Тут до Руффуса дошло, что он только что убил троих, и на него снова обрушилась чудовищная ломота, на этот раз в душе.

— Иди отдыхай, — все так же мрачно проговорил Странд, — у нас же сегодня выходной. И чтоб завтра — свежее росы был.

По лицу учителя было видно, что к продолжению беседы он не расположен, так что ничего не оставалось, кроме как подняться к себе, но полностью последовать инструкциям не удалось, и вовсе не из-за того, что день едва перевалил за середину. Физическая усталость позволила бы заснуть и вниз головой. Воспоминание, что он сегодня убил троих, и даже нельзя сказать, чтобы это было необходимо. Он вполне мог бы остановить их парой фокусов, которыми овладел уже в совершенстве, но этот меч!.. Он сам выпрыгнул из ножен и властно взял то, к чему был приспособлен — жизни. Предсмертный крик последнего из троих, растянувшийся из-за субъективного восприятия времени, казалось звучал в его голове до сих пор.

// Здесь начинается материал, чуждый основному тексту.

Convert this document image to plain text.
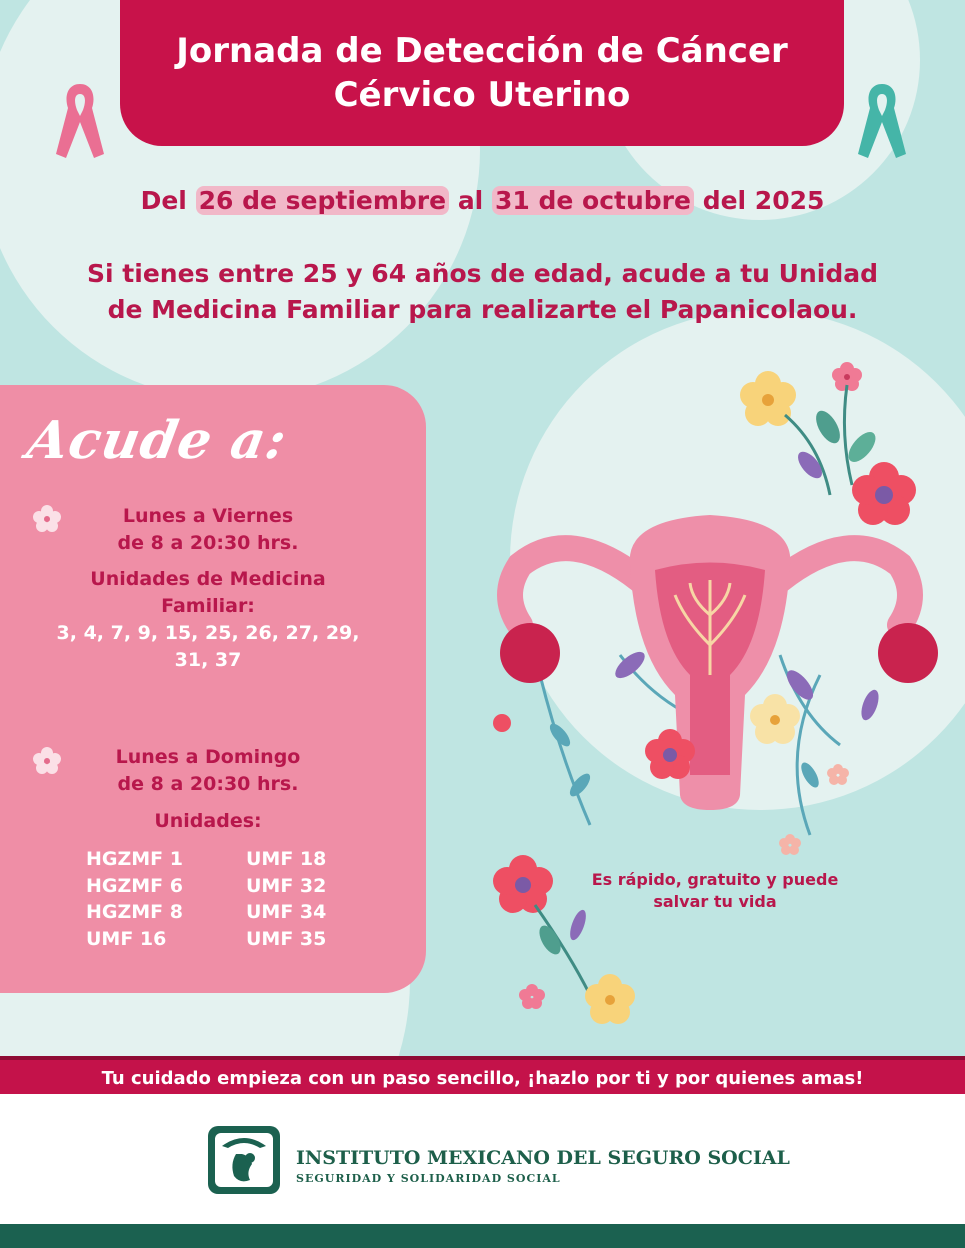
Jornada de Detección de Cáncer
Cérvico Uterino
Del 26 de septiembre al 31 de octubre del 2025
Si tienes entre 25 y 64 años de edad, acude a tu Unidad
de Medicina Familiar para realizarte el Papanicolaou.
Acude a:
Lunes a Viernes
de 8 a 20:30 hrs.
Unidades de Medicina
Familiar:
3, 4, 7, 9, 15, 25, 26, 27, 29,
31, 37
Lunes a Domingo
de 8 a 20:30 hrs.
Unidades:
HGZMF 1	UMF 18
HGZMF 6	UMF 32
HGZMF 8	UMF 34
UMF 16	UMF 35
Es rápido, gratuito y puede
salvar tu vida
Tu cuidado empieza con un paso sencillo, ¡hazlo por ti y por quienes amas!
INSTITUTO MEXICANO DEL SEGURO SOCIAL
SEGURIDAD Y SOLIDARIDAD SOCIAL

Только сейчас до него начало доходить, с какими силами он связался. Какой-то кусок металла, выкованный многие столетия назад, легко, за долю секунды, сумел подчинить его волю, исполнить свою партию, не спрашивая владельца. Действительно, ему еще рано с ним связываться. Невозможно вспоминать, как справедливо заметил Странд, что меч фехтует тобой, что ты повторяешь его движения, поражаешь выбранные им цели.

Теперь ему стало много проще понять, что же происходило с его братом, но так же ясно стало и то, что им не найти больше общего языка. Что они по разные стороны укреплений, не ими возведенных. Ими играют, не спросив разрешения. Меч лишь наглядное проявление этого. Не более. Кто играет? Это отдельный вопрос. Может Странд, а может и магом так же играют? И вообще, есть ли она на свете, эта хваленая свобода выбора судьбы, которой боги, как рассказывают в легендах, наградили людей?